Plains residents brace for another storm

WICHITA, Kan., Feb. 25 (UPI) -- A blizzard packing 50 mph winds whipped the Texas and Oklahoma panhandles Monday, closing road, schools and businesses.

National Weather Service meteorologists warned the storm could bring potentially "life threatening" and "crippling" blizzard conditions portions of southeast Kansas, northwest Oklahoma and the Texas panhandle.


Amarillo, Texas, reported 11 inches of snow early Monday and the National Guard was called to help the Texas Department of Public Safety deal with stranded motorists, the Amarillo Globe-News reported on its website.

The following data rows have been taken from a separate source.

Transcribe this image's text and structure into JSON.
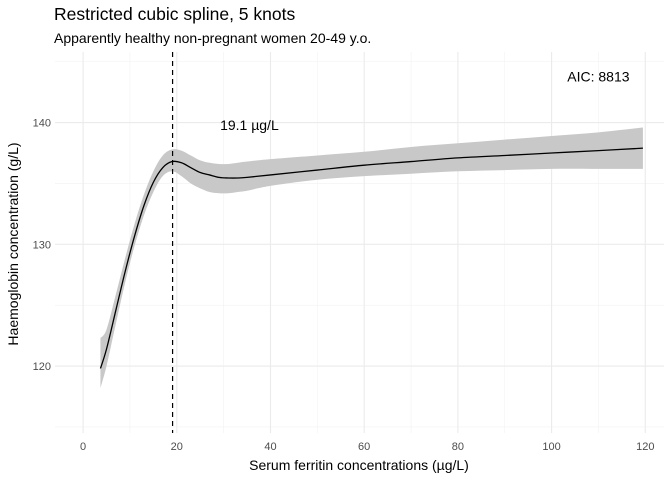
{
  "chart_data": {
    "type": "line",
    "title": "Restricted cubic spline, 5 knots",
    "subtitle": "Apparently healthy non-pregnant women 20-49 y.o.",
    "xlabel": "Serum ferritin concentrations (µg/L)",
    "ylabel": "Haemoglobin concentration (g/L)",
    "xlim": [
      -6,
      124
    ],
    "ylim": [
      114.5,
      145.8
    ],
    "x_ticks": [
      0,
      20,
      40,
      60,
      80,
      100,
      120
    ],
    "y_ticks": [
      120,
      130,
      140
    ],
    "grid": true,
    "series": [
      {
        "name": "fit",
        "x": [
          3.7,
          5,
          7,
          9,
          11,
          13,
          15,
          17,
          19,
          21,
          23,
          25,
          27,
          29,
          31,
          33,
          35,
          40,
          50,
          60,
          70,
          80,
          90,
          100,
          110,
          119.5
        ],
        "y": [
          119.8,
          121.4,
          124.6,
          127.8,
          130.7,
          133.2,
          135.1,
          136.3,
          136.8,
          136.7,
          136.3,
          135.9,
          135.7,
          135.5,
          135.45,
          135.45,
          135.5,
          135.7,
          136.1,
          136.5,
          136.8,
          137.1,
          137.3,
          137.5,
          137.7,
          137.9
        ],
        "lower": [
          118.2,
          120.0,
          123.5,
          126.9,
          129.9,
          132.4,
          134.3,
          135.6,
          136.0,
          135.6,
          135.0,
          134.6,
          134.3,
          134.2,
          134.2,
          134.3,
          134.4,
          134.8,
          135.3,
          135.6,
          135.8,
          136.0,
          136.1,
          136.2,
          136.2,
          136.2
        ],
        "upper": [
          122.3,
          123.0,
          125.9,
          128.9,
          131.7,
          134.1,
          136.0,
          137.3,
          137.8,
          137.7,
          137.3,
          136.9,
          136.7,
          136.6,
          136.6,
          136.7,
          136.8,
          137.0,
          137.3,
          137.6,
          138.0,
          138.3,
          138.6,
          138.9,
          139.2,
          139.6
        ]
      }
    ],
    "vline": {
      "x": 19.1,
      "style": "dashed"
    },
    "annotations": [
      {
        "text": "19.1 µg/L",
        "x": 35.5,
        "y": 139.8
      },
      {
        "text": "AIC: 8813",
        "x": 110,
        "y": 143.8
      }
    ]
  }
}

The National Weather Service posted the message "Do not travel" on its website as snow fell at 2 to 3 inches per hour with high winds, making it impossible for drivers to see. City officials said snowplows had been pulled off the roads for safety concerns. The weather service virtually begged people to stay home during what it called "a crippling, historic blizzard." Snowdrifts of 4 to 6 feet were possible in places, forecasters said.


A Federal Aviation Administration website said Rick Husband Airport in Amarillo would likely remain closed until 5 a.m. Tuesday. Dallas-Fort Worth Airport was experiencing 2 1/2-hour delays due to the high winds.

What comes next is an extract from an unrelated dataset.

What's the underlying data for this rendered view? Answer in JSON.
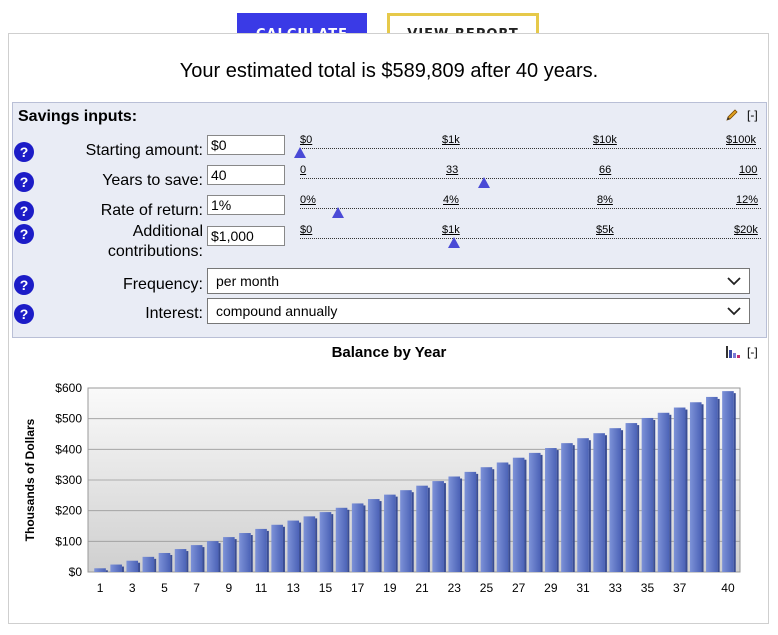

The Transportation Department closed portions of westbound Interstate 40 from near Amarillo to Albuquerque. The Texas Department of Public Safety shut down portions of U.S. highways 87 and 187 because of whiteout conditions that were expected to remain through Monday afternoon.

Across Oklahoma and the Texas panhandle, school districts, senior centers and churches were closed until at least Tuesday, as were some state and local offices.

In Oklahoma, the state's two major colleges planned to close: Oklahoma State in Stillwater was shut down at 12:30 p.m. Oklahoma University in Norman was to close at 1:30 p.m.

Roads throughout the Oklahoma panhandle were closed due to whiteout conditions, The (Oklahoma City) Oklahoman said.

In Kansas, which received more than a foot of snow in some places in last week's storm, Gov. Sam Brownback extended a state of emergency declaration to include the new storm.

"This storm has the potential to be more dangerous than last week's storm," Brownback told Kansans late Sunday. "So, we ask you to stay off the road unless it's absolutely critical. If you have to be out, be prepared with a charged cellphone, an emergency kit with food, water, blankets, flares and a shovel."


Wichita, Kan., which got more than 14 inches Thursday, bringing the city to a virtual standstill, reported near-zero visibility Monday.

"It would have been nice if we'd had a few days to recover, to do some equipment rehab," Public Works Deputy Director Joe Pajor told The Wichita Eagle.

The snow began in late morning and driving conditions were characterized as hazardous. More than a foot of snow was predicted.

Forecasters predicted 8 to 10 inches of snow in northwestern Oklahoma after temperatures had reached the mid-60s Sunday, CNN said.

"May see 4-6 foot drifts! Traveling is beyond discouraged!" Rick Smith, warning coordination meteorologist for the National Weather Service in Norman, Okla., posted on Twitter.

With more than 9 inches of snow reported in some areas of Denver early Monday, airline operations were trying to return to normal after more than 200 flights were canceled and hundreds flights delayed because of the weather Sunday, the FAA said.

As much as 19 inches of snow were reported in Jefferson, about 70 miles southwest of Denver. The foothills west of Denver received nearly 2 feet by late Sunday, the weather service said.

A huge swath of the nation -- including Chicago, where 3 to 5 inches of snow and sleet were expected Tuesday -- prepared for snow and rain.


In San Antonio and Junction, Texas, the storm that brought snow farther north produced damaging winds, hail and an isolated tornado as thunderstorms race eastward to Houston and Lake Charles, La.

Other tornadoes were possible in Louisiana, Mississippi, Alabama, the Florida Panhandle and Georgia, the weather service said.

Some areas from Louisiana to South Carolina could get a possible 4 inches of rain. Mobile, Ala., expected heavy rains and wind gusts as strong as 30 mph, forecasters said.

Flood watches were in effect through Tuesday morning.